In doing some work on a personal project today, I came across one of the nastiest heisenbugs I've ever had the displeasure of dealing with. In hindsight, the root-cause is obvious, but it certainly wasn't a few hours ago when I was on the verge of drop-kicking my laptop across my apartment.
I had just encountered a segfault in my binary packer, Kiteshield. Firing up GDB and re-running the packer with a breakpoint set, Kiteshield segfaulted almost immediately, well before the offending instruction. Repeating the process with no breakpoint, the original instruction of interest started segfaulting again. Retrying a few more times, it was clear that whenever a breakpoint was set, Kiteshield would exhibit this early segfault and whenever it wasn't, it wouldn't—classic heisenbug.

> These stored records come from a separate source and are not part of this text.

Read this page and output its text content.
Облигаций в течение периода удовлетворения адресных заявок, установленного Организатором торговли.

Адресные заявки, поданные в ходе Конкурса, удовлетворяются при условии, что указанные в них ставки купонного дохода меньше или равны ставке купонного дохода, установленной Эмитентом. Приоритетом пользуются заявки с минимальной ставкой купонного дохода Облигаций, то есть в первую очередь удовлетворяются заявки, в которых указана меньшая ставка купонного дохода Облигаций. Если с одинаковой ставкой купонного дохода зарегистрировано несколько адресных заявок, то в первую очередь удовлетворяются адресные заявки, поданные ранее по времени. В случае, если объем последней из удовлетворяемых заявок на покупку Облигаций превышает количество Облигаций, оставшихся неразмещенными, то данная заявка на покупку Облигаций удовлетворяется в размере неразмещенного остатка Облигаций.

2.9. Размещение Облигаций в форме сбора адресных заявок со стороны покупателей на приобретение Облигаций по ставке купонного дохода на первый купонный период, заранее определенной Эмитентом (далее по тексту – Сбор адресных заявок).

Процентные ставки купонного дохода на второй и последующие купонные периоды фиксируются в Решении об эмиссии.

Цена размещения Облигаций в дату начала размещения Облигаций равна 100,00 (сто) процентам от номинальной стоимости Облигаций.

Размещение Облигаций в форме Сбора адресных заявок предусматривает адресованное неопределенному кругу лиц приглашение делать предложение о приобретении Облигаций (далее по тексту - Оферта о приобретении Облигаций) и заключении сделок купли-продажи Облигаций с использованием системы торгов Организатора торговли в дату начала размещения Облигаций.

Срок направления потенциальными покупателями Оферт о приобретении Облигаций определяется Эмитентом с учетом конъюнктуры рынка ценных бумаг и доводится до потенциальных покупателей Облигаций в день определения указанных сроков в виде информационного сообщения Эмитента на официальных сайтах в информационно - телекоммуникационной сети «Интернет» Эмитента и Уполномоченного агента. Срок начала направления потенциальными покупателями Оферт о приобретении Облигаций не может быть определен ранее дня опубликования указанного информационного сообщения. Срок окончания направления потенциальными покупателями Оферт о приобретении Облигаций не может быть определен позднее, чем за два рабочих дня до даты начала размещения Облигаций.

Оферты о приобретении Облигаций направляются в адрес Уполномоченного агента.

Of course, the inability to perform the most canonical of debugging tasks,
setting breakpoints, did not make this easy to debug. Much grumbling and
several debug print statements later, it became clear that an ELF header
Kiteshield was trying to parse at 0xa03354
was corrupted:
(gdb) x/4c 0xa03354
0xa03354: -89 '\247' -76 '\264' -22 '\352' -80 '\260'
Evidently not the ELF magic bytes of 0x7F 'E' 'L' 'F'
.
Diffing Kiteshield's debug output with and without a breakpoint set in GDB revealed the cause of this corruption. When no breakpoints were active in GDB, the following was logged:
[kiteshield] RC4 decrypting binary with key 5ae8d877b6f3a8203f9c7d9cb1a7b690
[kiteshield] decrypted 12336 bytes
Placing a breakpoint and restarting, there was the slightest of changes:
[kiteshield] RC4 decrypting binary with key 5ae8d877b6f3a8203f9c7d9cb16bb690
[kiteshield] decrypted 12336 bytes
Catch it? No? Don't worry: neither did I for a few hours while I contemplated changing careers.
In case you missed it, the 14th byte (and only the 14th byte) of the RC4 key
used to decrypt the packed binary changed from 0xa7
to 0x6b
. This obviously
explains the corrupted data—we're using the wrong key to decrypt our
packed ELF. The question now is why does setting a breakpoint cause this
behaviour?
In order to avoid storing the naked RC4 key used to encrypt the binary on disk, Kiteshield obfuscates it. Specifically, it does this by XORing every byte of the loader code (that is, the code I'd been debugging) into successive bytes of the key. This serves two purposes: obfuscating the key (as mentioned) and protecting against code patching. If a reverse engineer attempts to patch even a single byte of the loader code, the key will deobfuscate incorrectly and the binary will be decrypted with the wrong key, leading to an inevitable segfault as the loader code tries to parse garbage data.
I liked this route more than a simple checksum verification as it causes crashes at locations far away from the anti-patching code, drawing a reverse engineer's eyes elsewhere and hopefully slowing him or her down.
What I hadn't considered during this ordeal was that code patching is exactly
how GDB breakpoints are implemented. In order to implement a breakpoint on x86,
GDB replaces the byte at the requested address with an int3
instruction
(0xcc
), which, when hit, causes the program to be paused and a trap into GDB.
This of course modifies a single byte of the code—enough to mess up key
deobfuscation, exactly as Kiteshield is designed.
The byte at the address of the breakpoint I was setting happened to be 0x00
.
With that in mind, confirming this was easy:
>>> hex(0xa7 ^ 0x6b)
'0xcc' # int3 instruction
Understanding why this is the case is left as an exercise to the reader. ;)
tl;dr I had unknowingly been prevented from debugging by functionality I wrote myself designed to frustrate debugging... On the one hand, this was indescribably infuriating to deal with. On the other, I'm legitimately somewhat pleased the anti-patching functionality had its intended effect, even if I didn't originally see GDB breakpoints triggering it (or intend for myself to be its target—aargh).